Entretanto, e isso acontece às vezes, o caminho parecia longo demais, diferente de outros dias. No meio do caminho, em que havia uma pequena praça, o homem parou, procurou o sítio adequado e se colocou a cavar um buraco, pequeno, de início, talvez uns dois metros de diâmetro, circunferência que ele ia marcando conforme ia tirando a terra em pesados movimentos. Pessoas passavam e não davam importância ao fato, embora considerassem incomum que um funcionário devidamente trajado para assuntos triviais e de somenos importância fizesse aquilo. 

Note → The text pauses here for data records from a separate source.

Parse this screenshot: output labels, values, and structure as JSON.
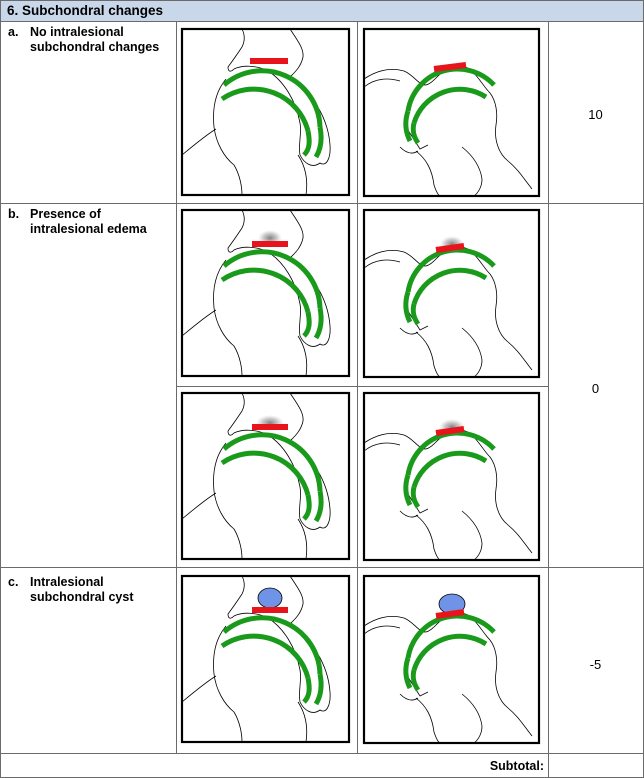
{
  "section": {
    "title": "6. Subchondral changes"
  },
  "rows": [
    {
      "letter": "a.",
      "label": "No intralesional subchondral changes",
      "score": "10"
    },
    {
      "letter": "b.",
      "label": "Presence of intralesional edema",
      "score": "0"
    },
    {
      "letter": "c.",
      "label": "Intralesional subchondral cyst",
      "score": "-5"
    }
  ],
  "footer": {
    "subtotal_label": "Subtotal:"
  },
  "colors": {
    "header_bg": "#c9d7ea",
    "cartilage": "#1a9a1a",
    "lesion": "#e8141b",
    "cyst": "#6f93e6",
    "edema": "#9a9a9a"
  }
}
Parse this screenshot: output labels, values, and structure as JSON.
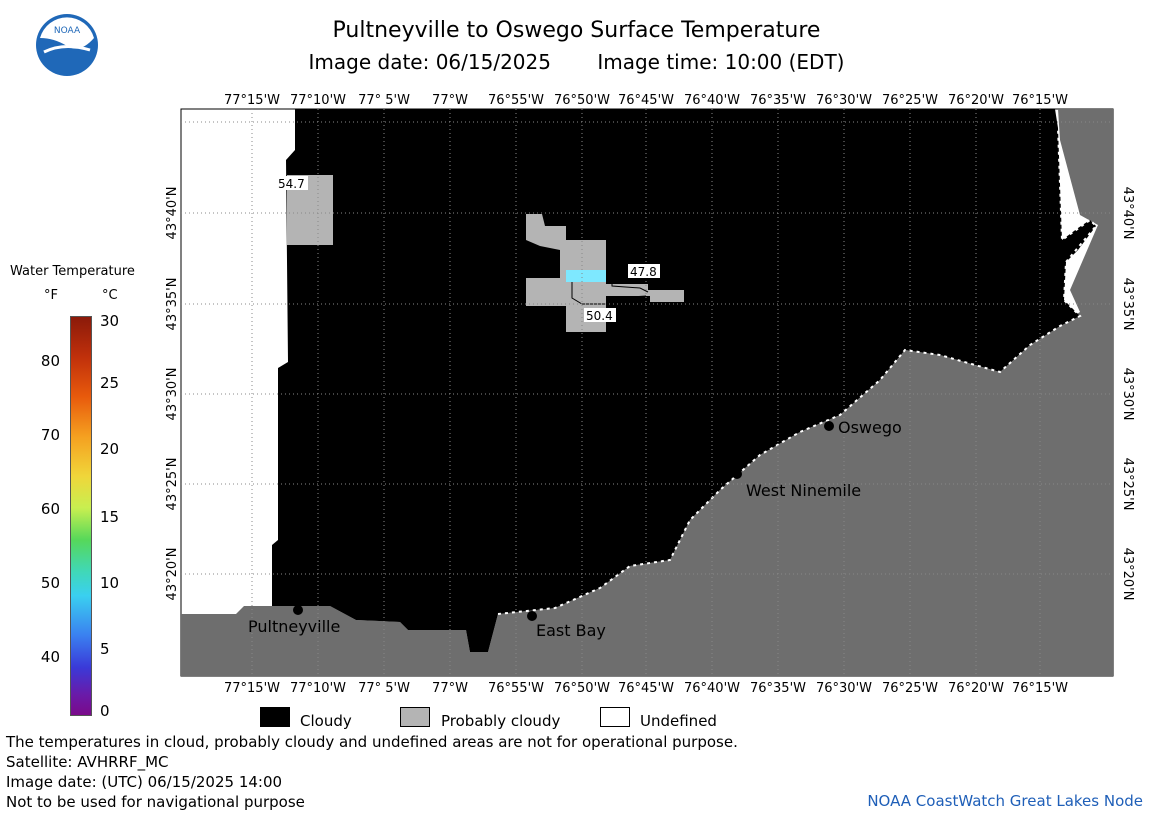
{
  "title": "Pultneyville to Oswego Surface Temperature",
  "image_date": "Image date: 06/15/2025",
  "image_time": "Image time: 10:00 (EDT)",
  "logo": {
    "text": "NOAA",
    "colors": {
      "outer": "#1f68b8",
      "inner": "#ffffff",
      "bird": "#1f68b8"
    }
  },
  "map": {
    "longitude_ticks": [
      "77°15'W",
      "77°10'W",
      "77° 5'W",
      "77°W",
      "76°55'W",
      "76°50'W",
      "76°45'W",
      "76°40'W",
      "76°35'W",
      "76°30'W",
      "76°25'W",
      "76°20'W",
      "76°15'W"
    ],
    "latitude_ticks": [
      "43°40'N",
      "43°35'N",
      "43°30'N",
      "43°25'N",
      "43°20'N"
    ],
    "places": [
      {
        "name": "Pultneyville"
      },
      {
        "name": "East Bay"
      },
      {
        "name": "West Ninemile"
      },
      {
        "name": "Oswego"
      }
    ],
    "temperature_labels": [
      "54.7",
      "47.8",
      "50.4"
    ],
    "colors": {
      "cloudy": "#000000",
      "probably_cloudy": "#b4b4b4",
      "undefined": "#ffffff",
      "land": "#6e6e6e",
      "water_cool": "#7ee8ff"
    }
  },
  "legend": {
    "title": "Water Temperature",
    "unit_f": "°F",
    "unit_c": "°C",
    "fahrenheit_ticks": [
      "80",
      "70",
      "60",
      "50",
      "40"
    ],
    "celsius_ticks": [
      "30",
      "25",
      "20",
      "15",
      "10",
      "5",
      "0"
    ]
  },
  "key": {
    "cloudy": "Cloudy",
    "probably_cloudy": "Probably cloudy",
    "undefined": "Undefined"
  },
  "footer": {
    "disclaimer": "The temperatures in cloud, probably cloudy and undefined areas are not for operational purpose.",
    "satellite": "Satellite: AVHRRF_MC",
    "utc_date": "Image date: (UTC) 06/15/2025  14:00",
    "navigation": "Not to be used for navigational purpose",
    "credit": "NOAA CoastWatch Great Lakes Node"
  }
}
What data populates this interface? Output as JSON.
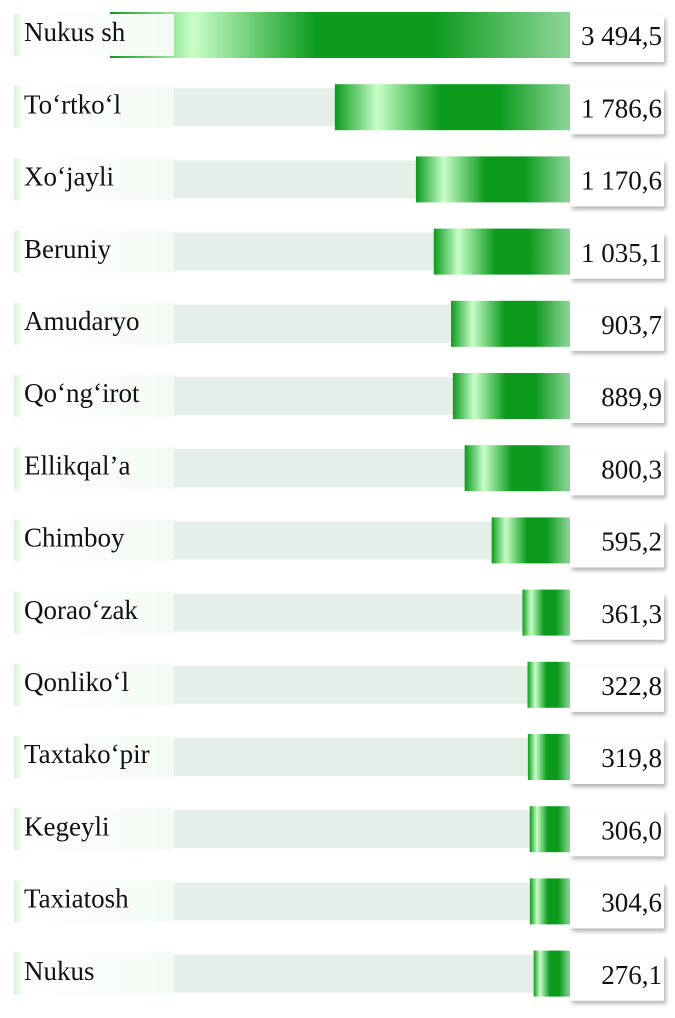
{
  "chart_data": {
    "type": "bar",
    "orientation": "horizontal",
    "categories": [
      "Nukus sh",
      "To‘rtko‘l",
      "Xo‘jayli",
      "Beruniy",
      "Amudaryo",
      "Qo‘ng‘irot",
      "Ellikqal’a",
      "Chimboy",
      "Qorao‘zak",
      "Qonliko‘l",
      "Taxtako‘pir",
      "Kegeyli",
      "Taxiatosh",
      "Nukus"
    ],
    "values": [
      3494.5,
      1786.6,
      1170.6,
      1035.1,
      903.7,
      889.9,
      800.3,
      595.2,
      361.3,
      322.8,
      319.8,
      306.0,
      304.6,
      276.1
    ],
    "value_labels": [
      "3 494,5",
      "1 786,6",
      "1 170,6",
      "1 035,1",
      "903,7",
      "889,9",
      "800,3",
      "595,2",
      "361,3",
      "322,8",
      "319,8",
      "306,0",
      "304,6",
      "276,1"
    ],
    "color": "#0b9a1c"
  }
}
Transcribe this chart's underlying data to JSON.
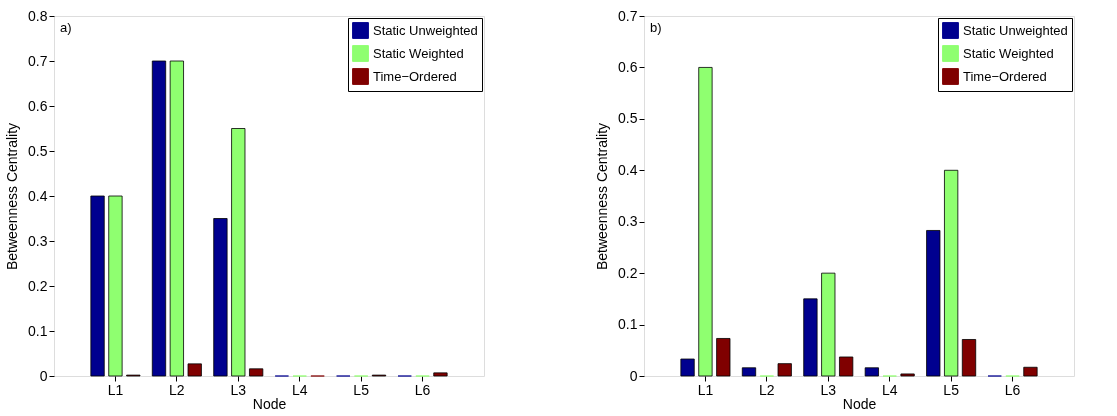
{
  "chart_data": [
    {
      "type": "bar",
      "annotations": [
        "a)"
      ],
      "xlabel": "Node",
      "ylabel": "Betweenness Centrality",
      "categories": [
        "L1",
        "L2",
        "L3",
        "L4",
        "L5",
        "L6"
      ],
      "ylim": [
        0,
        0.8
      ],
      "yticks": [
        0,
        0.1,
        0.2,
        0.3,
        0.4,
        0.5,
        0.6,
        0.7,
        0.8
      ],
      "grid": false,
      "legend": "top right",
      "series": [
        {
          "name": "Static Unweighted",
          "color": "#00008f",
          "values": [
            0.4,
            0.7,
            0.35,
            0,
            0,
            0
          ]
        },
        {
          "name": "Static Weighted",
          "color": "#8fff70",
          "values": [
            0.4,
            0.7,
            0.55,
            0,
            0,
            0
          ]
        },
        {
          "name": "Time−Ordered",
          "color": "#800000",
          "values": [
            0.002,
            0.027,
            0.016,
            0,
            0.002,
            0.007
          ]
        }
      ]
    },
    {
      "type": "bar",
      "annotations": [
        "b)"
      ],
      "xlabel": "Node",
      "ylabel": "Betweenness Centrality",
      "categories": [
        "L1",
        "L2",
        "L3",
        "L4",
        "L5",
        "L6"
      ],
      "ylim": [
        0,
        0.7
      ],
      "yticks": [
        0,
        0.1,
        0.2,
        0.3,
        0.4,
        0.5,
        0.6,
        0.7
      ],
      "grid": false,
      "legend": "top right",
      "series": [
        {
          "name": "Static Unweighted",
          "color": "#00008f",
          "values": [
            0.033,
            0.016,
            0.15,
            0.016,
            0.283,
            0
          ]
        },
        {
          "name": "Static Weighted",
          "color": "#8fff70",
          "values": [
            0.6,
            0,
            0.2,
            0,
            0.4,
            0
          ]
        },
        {
          "name": "Time−Ordered",
          "color": "#800000",
          "values": [
            0.073,
            0.024,
            0.037,
            0.004,
            0.071,
            0.017
          ]
        }
      ]
    }
  ]
}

A atividade fora intensa, naquele dia, terminando por volta das 2 horas da madrugada. O homem deu-se por satisfeito e voltou para casa, tomou banho e dormiu pesadamente. No outro dia, justificou sua ausência, perante a família, alegando horas extras. Da roupa suja de terra não quis explicar, dando desculpas convenientes e temporárias. Saiu de casa, como de costume, mas voltou à praça e retomou o árduo trabalho de cavar o buraco e nessa atividade ficou todo o dia, fazendo pequenos intervalos onde descansava e comia bananas, que trouxe consigo de casa. Logo várias pessoas passavam por ali e o questionavam a respeito daquilo e homem não dava respostas, apenas meneava a cabeça em sinal de concordância. 
Os dias iam se passando assim, naquele dezembro. No trabalho sua ausência fora sentida, mas tolerada, de certa forma. Repartições públicas possuem lá suas excentricidades, de modo que essa passou a integrar o corpo das demais ali observáveis. O buraco crescia e já se podia ficar em pé dentro dele e o homem dava-se por satisfeito todos os finais de tarde. A municipalidade mandou fiscais que analisaram o feito e consideram a obra carente de suportes técnicos plausíveis, embora bem executada. A família o recebia à noite, como sempre, com apatia e certo desprezo que já não o desconcertava. 
Resolveu então se mudar para o buraco e assim o fez. De dentro dele, com a profundidade alcançada, a superfície parecia distante e só era possível observar o céu azul, as nuvens que passavam lentamente e alguns pássaros que por ali passavam em seus voos matinais. Ficou imensamente feliz e assim foram seus dias desde então.